L’ONG relève que « plusieurs procès se sont tenus contre des membres présumés de groupes armés mais pour des faits qualifiés de terrorisme et sans lien avec des crimes commis contre des civils », et qu' »aucun militaire n’a encore été jugé pour des crimes commis par l’armée contre des civils dans le centre du pays depuis 2018″.

Amnesty liste l’insécurité qui entrave l’accès des enquêteurs maliens aux lieux des crimes, l’absence de protection des victimes et des témoins et les « détentions illégales » de suspects par le renseignement intérieur comme autant d' »obstacles à la justice et à la vérité ».

Amnesty demande « une plus grande volonté politique, des moyens techniques et financiers adéquats et l’appui de l’armée et de la Minusma », la mission de l’ONU au Mali, pour surmonter ces entraves.
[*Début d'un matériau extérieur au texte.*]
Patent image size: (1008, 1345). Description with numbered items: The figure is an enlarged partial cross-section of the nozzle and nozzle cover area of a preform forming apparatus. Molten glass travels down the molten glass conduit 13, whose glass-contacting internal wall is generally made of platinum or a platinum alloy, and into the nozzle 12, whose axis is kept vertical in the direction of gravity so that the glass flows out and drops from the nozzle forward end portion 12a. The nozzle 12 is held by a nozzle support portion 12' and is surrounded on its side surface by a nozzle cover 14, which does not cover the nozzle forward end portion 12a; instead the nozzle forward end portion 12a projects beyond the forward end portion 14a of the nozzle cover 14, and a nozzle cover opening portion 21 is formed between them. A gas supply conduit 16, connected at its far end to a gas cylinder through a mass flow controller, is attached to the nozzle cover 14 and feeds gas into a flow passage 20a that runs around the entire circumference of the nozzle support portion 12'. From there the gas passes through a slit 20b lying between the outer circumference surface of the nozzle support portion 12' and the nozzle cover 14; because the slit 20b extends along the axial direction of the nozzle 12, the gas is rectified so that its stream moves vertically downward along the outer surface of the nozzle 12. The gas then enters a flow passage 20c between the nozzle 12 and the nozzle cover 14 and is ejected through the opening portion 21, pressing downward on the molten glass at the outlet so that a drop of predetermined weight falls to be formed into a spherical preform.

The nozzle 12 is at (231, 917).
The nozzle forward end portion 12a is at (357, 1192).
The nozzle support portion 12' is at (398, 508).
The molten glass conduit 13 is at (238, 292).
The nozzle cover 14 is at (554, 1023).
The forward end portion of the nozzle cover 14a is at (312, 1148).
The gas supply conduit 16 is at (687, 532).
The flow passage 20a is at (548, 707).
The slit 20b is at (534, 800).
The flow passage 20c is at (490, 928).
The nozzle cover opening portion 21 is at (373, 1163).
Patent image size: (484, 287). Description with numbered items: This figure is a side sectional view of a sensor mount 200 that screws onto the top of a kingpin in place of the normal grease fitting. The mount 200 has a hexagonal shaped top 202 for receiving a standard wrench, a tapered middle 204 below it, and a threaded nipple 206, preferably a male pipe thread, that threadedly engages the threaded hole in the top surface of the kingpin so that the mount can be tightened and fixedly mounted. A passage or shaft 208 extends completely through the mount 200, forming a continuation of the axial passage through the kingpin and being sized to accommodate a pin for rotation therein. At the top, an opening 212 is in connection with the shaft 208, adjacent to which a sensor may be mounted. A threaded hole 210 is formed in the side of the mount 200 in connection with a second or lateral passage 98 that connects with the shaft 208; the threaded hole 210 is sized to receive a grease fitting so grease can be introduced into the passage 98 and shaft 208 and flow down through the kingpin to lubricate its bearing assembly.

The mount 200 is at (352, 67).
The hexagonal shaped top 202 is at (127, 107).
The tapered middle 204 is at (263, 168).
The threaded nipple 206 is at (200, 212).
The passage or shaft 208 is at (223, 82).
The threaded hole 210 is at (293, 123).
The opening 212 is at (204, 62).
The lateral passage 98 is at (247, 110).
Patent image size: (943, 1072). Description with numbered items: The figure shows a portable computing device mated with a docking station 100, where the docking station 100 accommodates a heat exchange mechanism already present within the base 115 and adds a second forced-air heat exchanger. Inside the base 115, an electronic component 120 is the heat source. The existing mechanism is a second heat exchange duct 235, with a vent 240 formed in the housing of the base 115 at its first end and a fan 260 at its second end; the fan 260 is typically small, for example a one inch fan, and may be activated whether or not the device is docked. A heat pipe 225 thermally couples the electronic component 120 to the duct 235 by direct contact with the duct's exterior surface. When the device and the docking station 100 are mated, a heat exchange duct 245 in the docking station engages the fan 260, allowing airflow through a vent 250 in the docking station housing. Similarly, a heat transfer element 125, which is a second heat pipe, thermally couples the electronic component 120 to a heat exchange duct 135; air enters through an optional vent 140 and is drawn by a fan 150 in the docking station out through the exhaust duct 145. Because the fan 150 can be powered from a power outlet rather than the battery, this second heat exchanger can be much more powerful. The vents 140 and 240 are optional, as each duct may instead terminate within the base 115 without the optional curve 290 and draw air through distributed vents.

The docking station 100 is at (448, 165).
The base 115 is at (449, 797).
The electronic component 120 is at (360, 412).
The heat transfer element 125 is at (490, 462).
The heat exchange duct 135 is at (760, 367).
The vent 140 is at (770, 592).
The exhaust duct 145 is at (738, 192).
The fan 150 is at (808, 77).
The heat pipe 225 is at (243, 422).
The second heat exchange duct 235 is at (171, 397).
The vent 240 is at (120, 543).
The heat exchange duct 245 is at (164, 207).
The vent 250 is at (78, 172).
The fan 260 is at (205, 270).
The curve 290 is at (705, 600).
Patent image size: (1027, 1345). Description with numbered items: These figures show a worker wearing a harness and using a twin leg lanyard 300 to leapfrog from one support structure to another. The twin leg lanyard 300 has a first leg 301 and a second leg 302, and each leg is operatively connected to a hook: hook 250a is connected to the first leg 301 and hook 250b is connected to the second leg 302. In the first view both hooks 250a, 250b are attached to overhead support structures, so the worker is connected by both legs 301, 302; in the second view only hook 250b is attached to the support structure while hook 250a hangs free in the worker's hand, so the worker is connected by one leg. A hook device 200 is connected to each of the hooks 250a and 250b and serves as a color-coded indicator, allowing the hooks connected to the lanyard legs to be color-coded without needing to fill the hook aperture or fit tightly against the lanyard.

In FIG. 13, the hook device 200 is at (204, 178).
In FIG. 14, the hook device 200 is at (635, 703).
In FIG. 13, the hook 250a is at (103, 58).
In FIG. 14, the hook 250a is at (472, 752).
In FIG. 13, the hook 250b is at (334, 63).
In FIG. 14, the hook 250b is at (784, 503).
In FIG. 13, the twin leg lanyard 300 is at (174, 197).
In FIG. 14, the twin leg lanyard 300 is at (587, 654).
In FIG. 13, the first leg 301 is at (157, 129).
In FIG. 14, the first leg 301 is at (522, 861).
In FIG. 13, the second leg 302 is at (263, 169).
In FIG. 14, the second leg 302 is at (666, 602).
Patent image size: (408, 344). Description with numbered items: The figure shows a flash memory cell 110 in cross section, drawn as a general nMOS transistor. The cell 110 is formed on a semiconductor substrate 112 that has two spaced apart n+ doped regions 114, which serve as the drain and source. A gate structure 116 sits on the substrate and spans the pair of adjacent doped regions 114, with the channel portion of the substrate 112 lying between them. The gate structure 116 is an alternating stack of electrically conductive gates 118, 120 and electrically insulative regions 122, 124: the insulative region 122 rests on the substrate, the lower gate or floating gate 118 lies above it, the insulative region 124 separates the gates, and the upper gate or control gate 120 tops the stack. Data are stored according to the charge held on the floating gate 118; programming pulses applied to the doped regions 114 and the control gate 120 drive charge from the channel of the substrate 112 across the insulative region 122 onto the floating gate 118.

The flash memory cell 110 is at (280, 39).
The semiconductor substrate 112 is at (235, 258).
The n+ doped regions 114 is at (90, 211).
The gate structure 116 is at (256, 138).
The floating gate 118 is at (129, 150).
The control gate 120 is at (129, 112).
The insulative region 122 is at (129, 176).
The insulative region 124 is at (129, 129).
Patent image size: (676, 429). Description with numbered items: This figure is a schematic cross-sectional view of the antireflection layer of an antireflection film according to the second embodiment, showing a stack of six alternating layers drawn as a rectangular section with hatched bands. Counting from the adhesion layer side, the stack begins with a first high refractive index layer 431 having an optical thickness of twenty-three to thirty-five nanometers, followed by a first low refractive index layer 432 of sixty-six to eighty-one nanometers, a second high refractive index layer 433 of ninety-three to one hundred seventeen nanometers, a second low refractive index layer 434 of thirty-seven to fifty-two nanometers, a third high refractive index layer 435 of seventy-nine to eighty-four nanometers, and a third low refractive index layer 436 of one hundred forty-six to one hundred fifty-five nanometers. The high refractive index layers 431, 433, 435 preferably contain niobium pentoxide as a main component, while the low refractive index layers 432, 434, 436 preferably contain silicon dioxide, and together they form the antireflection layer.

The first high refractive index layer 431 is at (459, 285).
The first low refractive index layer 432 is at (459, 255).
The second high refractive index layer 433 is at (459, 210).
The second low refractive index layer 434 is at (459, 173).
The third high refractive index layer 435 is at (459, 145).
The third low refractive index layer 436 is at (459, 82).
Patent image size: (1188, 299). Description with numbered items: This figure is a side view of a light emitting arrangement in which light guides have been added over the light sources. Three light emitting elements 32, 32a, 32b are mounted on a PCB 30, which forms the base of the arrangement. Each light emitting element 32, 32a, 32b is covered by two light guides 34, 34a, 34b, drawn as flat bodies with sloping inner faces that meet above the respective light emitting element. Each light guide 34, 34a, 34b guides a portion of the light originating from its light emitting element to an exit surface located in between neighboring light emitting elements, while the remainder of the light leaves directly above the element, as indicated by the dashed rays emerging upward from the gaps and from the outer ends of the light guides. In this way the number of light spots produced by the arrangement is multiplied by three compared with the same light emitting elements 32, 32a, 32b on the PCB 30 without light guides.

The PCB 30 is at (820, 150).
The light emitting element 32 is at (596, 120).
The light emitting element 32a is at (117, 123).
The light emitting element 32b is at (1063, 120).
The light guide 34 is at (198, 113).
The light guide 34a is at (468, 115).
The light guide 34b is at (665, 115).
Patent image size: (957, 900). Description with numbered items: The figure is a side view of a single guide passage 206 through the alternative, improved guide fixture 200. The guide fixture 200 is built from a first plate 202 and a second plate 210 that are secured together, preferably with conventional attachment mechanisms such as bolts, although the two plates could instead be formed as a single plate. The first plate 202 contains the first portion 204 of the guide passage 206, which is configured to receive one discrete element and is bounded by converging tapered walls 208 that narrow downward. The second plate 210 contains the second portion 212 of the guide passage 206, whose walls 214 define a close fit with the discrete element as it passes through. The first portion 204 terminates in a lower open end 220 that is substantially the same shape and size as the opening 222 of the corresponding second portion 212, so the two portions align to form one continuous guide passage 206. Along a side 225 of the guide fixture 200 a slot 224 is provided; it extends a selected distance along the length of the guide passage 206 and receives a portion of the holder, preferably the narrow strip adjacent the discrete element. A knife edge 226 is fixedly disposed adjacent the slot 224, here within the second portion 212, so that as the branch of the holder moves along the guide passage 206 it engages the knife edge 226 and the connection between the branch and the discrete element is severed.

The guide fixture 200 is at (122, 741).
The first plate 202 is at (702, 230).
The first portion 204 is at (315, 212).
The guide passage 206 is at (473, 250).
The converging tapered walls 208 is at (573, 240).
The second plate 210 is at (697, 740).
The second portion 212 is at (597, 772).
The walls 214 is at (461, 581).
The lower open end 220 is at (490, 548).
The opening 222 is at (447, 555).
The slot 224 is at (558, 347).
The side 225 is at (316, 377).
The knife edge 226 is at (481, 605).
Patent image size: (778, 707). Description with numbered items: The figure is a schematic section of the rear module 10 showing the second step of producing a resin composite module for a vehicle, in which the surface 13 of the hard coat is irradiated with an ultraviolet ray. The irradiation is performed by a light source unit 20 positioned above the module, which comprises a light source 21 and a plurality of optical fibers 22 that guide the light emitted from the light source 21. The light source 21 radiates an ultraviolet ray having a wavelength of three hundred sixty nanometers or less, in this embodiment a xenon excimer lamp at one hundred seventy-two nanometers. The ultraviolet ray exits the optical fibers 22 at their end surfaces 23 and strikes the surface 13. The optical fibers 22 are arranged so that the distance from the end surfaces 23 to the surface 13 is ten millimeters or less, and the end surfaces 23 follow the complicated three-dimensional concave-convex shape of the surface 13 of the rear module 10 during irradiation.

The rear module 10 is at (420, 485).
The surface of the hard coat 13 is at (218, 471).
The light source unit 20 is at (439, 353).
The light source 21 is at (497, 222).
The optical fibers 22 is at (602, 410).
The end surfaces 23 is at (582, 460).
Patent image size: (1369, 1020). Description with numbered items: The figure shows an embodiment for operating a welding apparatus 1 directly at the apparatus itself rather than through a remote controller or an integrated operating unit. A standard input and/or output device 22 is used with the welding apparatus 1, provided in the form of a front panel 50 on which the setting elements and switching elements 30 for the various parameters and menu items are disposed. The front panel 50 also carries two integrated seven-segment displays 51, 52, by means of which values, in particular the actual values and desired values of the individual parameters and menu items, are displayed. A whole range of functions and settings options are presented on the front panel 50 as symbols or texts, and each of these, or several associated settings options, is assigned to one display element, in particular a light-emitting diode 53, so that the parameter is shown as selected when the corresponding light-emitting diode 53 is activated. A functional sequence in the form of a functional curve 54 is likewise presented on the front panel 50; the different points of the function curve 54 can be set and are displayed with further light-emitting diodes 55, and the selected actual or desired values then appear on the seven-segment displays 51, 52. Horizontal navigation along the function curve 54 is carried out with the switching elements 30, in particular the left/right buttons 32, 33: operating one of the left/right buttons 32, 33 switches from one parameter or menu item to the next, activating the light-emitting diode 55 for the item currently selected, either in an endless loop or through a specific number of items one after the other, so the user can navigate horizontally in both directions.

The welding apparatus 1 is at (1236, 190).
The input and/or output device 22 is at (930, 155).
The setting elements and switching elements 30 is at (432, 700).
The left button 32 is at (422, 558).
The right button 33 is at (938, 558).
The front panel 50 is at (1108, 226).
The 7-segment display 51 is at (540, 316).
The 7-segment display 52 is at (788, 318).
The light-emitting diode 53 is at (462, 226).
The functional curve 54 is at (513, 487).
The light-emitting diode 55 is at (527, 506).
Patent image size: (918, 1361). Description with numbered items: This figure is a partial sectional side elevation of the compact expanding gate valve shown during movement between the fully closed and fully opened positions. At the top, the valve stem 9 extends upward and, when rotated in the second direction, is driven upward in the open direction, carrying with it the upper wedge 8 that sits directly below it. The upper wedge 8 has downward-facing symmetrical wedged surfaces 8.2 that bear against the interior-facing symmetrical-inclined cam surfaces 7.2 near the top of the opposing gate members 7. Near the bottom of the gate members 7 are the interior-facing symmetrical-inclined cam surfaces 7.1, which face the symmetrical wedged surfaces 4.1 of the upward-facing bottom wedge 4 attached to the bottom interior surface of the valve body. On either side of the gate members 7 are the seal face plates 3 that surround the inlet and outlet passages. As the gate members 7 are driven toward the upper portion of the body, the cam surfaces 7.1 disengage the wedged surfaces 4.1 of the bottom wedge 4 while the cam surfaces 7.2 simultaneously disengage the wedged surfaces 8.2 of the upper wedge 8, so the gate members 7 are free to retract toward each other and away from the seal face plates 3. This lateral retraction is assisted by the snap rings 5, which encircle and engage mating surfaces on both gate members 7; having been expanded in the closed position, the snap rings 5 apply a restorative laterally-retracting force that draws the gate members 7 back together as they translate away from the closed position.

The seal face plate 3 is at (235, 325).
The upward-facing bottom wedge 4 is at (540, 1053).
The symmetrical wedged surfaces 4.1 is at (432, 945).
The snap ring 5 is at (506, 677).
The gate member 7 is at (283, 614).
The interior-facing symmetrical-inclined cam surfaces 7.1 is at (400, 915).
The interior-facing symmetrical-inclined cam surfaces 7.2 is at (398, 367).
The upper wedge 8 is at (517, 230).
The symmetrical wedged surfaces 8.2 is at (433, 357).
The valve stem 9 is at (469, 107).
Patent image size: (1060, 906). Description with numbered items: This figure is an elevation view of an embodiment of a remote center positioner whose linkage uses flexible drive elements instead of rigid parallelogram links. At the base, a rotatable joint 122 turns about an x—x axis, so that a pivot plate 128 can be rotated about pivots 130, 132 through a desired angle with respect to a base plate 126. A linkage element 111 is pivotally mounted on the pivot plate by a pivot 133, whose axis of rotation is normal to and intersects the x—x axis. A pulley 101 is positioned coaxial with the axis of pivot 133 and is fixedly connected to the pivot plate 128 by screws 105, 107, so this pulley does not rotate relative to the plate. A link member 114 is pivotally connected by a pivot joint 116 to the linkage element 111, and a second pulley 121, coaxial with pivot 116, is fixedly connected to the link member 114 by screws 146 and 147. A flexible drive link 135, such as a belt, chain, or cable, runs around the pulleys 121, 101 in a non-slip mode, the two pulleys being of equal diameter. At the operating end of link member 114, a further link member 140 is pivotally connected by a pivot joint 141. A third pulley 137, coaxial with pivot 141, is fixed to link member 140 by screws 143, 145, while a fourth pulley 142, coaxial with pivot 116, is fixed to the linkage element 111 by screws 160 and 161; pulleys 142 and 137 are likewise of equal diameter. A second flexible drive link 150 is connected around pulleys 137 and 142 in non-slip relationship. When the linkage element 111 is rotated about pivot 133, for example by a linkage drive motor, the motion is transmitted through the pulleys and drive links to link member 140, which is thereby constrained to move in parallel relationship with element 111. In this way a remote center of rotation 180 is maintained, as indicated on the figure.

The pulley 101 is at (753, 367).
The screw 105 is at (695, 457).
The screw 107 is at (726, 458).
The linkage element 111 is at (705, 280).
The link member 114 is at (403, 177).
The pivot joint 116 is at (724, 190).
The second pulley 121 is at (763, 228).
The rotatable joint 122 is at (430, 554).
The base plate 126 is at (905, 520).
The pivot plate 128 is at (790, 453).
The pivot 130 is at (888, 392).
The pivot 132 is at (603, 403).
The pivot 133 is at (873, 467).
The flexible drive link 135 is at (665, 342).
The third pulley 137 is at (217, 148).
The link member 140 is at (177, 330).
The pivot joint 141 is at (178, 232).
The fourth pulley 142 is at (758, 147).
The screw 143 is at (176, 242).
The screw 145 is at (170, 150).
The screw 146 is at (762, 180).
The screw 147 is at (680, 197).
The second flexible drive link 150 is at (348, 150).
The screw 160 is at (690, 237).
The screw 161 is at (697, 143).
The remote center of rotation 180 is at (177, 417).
Un responsable du ministère de la Justice avait affirmé, fin mars, dans un message diffusé au Conseil des droits de l’Homme des Nations unies, que les autorités étaient « résolues (à) mettre un terme » à l’impunité.

Il avait admis « des lenteurs » dans les enquêtes, mais « cette situation n’est pas le fait d’un manque de volonté politique mais plutôt le résultat de contraintes d’ordre sécuritaire et matériel ».

Le Mali est pris, depuis 2012, dans la tourmente de violences jihadistes qui se sont étendues à partir du nord vers le centre et le sud en dépit du déploiement de forces étrangères.

Le conflit s’est compliqué avec l’apparition de milices communautaires et de bandes criminelles. Il a fait des milliers de morts civils et combattants. Le centre du Mali est un des principaux foyers de la crise sahélienne.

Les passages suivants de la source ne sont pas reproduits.